Despite the single biggest expense and liability for any company being their people, Human Resources is difficult to measure accurately and in real-time. It is also the single largest competitive factor for a business. To be successful, HR leaders need to measure more than just work and cost. It is important to align employee engagement with other risk factors and be able to respond in real time. This allows companies to be preventative instead of reactive, which has a significant impact on the company’s value and ability to compete. They need to understand each business unit and team. They need to find the right talent that not only fills functional roles but also aligns with the company culture.
Companies may measure engagement or turnover, but a key business driver is the ability to improve predictability. That is where current HR metrics can fall short. HR leaders cannot just think they know what is working. They must be able to know precisely what works, how to measure it and prove the effectiveness of initiatives to leaders throughout the organization. Here are the steps to building value through data-driven HR:
Step 1 – Understanding Risk Versus Engagement – Providing Value From Human Resources
Although risk measures engagement, engagement cannot accurately identify risk. People may be engaged because they have a job that makes no performance demands or because the culture abets their dysfunctional behaviour. Risk mitigation encompasses how policies and procedures are created and implemented, with a greater impact on a company’s value and bottom line. Risk not only influences liability and D&O insurance premiums but has direct impact on performance and efficiency within an organization.
Issues such as potential lawsuits, insurance premiums and regulatory fines are just the tip of the iceberg. There are significant risks as well in retention and attraction of talent, productivity, and resources management. As a result, Human Resources should be treated like any other business function. HR needs to demonstrate that every dollar it spends has an impact on the organization. This includes:
- Compensation – metrics for productivity should be tied into compensation. This includes metrics around culture and assisting others to become better performers. As an example, a bonus of 5% could be tied into an increase in productivity of over 10%.
- Training – measure the correlation between productivity and training.
- Recruitment – measure how quickly new hires produce results at the high end of their performance scale and keep producing at increasing rates as they stay within the company.
- Technology – show the ‘before and after’ difference in implementing a technology and its impact on hiring the right people, mitigating risk and building a culture where people are promoted based on objective performance criteria.

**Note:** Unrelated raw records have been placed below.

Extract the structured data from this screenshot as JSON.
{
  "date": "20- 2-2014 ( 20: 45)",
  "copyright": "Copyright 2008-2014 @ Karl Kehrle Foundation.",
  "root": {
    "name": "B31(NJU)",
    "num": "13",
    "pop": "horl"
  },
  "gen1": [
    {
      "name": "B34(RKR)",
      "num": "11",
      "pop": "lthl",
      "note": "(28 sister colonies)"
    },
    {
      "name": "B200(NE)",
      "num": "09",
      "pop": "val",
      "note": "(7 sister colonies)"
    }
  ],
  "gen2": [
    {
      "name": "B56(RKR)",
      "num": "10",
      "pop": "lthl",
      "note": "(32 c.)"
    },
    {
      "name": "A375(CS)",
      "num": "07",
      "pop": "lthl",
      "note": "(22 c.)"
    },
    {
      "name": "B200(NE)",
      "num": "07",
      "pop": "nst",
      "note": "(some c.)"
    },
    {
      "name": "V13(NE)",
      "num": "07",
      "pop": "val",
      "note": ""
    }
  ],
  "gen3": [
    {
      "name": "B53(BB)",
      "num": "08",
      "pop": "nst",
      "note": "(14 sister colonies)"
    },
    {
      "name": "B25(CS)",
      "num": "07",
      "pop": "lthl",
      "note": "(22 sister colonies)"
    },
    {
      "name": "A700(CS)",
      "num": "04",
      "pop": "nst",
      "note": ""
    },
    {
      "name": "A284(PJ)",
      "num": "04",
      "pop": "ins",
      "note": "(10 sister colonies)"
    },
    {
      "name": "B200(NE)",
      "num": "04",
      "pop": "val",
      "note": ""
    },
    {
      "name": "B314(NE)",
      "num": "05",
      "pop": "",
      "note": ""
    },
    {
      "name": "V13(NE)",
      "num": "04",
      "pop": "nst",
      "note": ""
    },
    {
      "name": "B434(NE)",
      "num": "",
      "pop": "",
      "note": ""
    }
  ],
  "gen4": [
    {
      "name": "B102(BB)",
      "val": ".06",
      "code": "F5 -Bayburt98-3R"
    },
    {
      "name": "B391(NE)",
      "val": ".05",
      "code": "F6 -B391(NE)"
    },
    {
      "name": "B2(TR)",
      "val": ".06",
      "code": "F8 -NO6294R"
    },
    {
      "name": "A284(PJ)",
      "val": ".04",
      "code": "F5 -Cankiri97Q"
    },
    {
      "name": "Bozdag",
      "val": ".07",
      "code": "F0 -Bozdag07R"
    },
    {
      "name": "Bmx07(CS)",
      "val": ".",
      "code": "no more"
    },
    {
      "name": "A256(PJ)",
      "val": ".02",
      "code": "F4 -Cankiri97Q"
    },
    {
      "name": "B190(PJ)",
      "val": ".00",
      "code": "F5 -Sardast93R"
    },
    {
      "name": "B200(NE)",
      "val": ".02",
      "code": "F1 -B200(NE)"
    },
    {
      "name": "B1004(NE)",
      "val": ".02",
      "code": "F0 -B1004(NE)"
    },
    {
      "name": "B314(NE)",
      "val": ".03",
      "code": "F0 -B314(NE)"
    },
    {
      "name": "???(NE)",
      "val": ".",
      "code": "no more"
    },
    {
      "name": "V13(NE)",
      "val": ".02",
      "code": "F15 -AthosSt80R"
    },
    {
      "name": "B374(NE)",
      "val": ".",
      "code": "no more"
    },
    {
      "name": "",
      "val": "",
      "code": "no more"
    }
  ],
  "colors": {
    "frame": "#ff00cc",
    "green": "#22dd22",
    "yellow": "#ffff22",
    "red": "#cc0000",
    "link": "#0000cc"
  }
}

Since the language of business is dollars and cents, metrics like ‘engagement’ or ‘worker satisfaction’ are only applicable as they relate to company value and profitability. Here is a serious question: Can you name the company that went from a value of $650 million to $0 in 1 month for reasons other than financial malfeasance (bad accounting, pricing, lack of investments, flawed business model)? Answer: Weinstein Film. The fall of Weinstein Film serves as a stark lesson for M&A firms who neglect HR issues such as harassment, and sexual assault, in assessing a company’s value
Step 2 – Using Metrics to Build HR Standardization and Consistency
Key metrics need to be set to ensure that each team is utilizing the company’s best practices in communication, performance, hiring, and productivity. Once an organization starts to grow, variation can set in as senior management becomes more removed from each team. The maximum limit for any manager or senior executive is really 7-10 people under their direct control with meaningful interaction with only about 50 or so people.
Using standardized metrics can help you discover if the right people are in the right roles. By building data, you can help identify, develop, and retain talent to utilize their skills in way that benefits both parties and adds value to the company’s bottom line. For instance, an individual may be a top performer in a production role but promoting them to manager may be detrimental to both their performance and the organization.
Step 3 – Creating Accountability – Understanding Different Teams Have Different Journeys
There is an old saying that ‘people join an organization but quit the team’. In other words, a person is engaged in their role for their organization but usually get disengaged because of poor leadership and team building. As a company grows, it is harder to ensure consistency between teams, procedures, and cultures. As such, each team reflects the strengths and shortcomings of their manager, which is why depending on one specific ‘company’ initiative may not be an effective investment. By using data such as a validated risk assessment, you can address specific issues in specific teams and utilize only the resources needed to get the greatest return on investment!
Step 4 – Acknowledging the value of data-driven HR
The value of utilizing data for HR purposes is important because it saves your company money, time, and energy by avoiding crises that range in size, expense, and severity. From minor internal complaints to major corporate conflicts, HR data provides a deeper understanding of organizations and reinvigorates HR departments with new value. Companies can adapt more quickly – taking advantage of opportunities while reacting to minor problems before they become a crisis.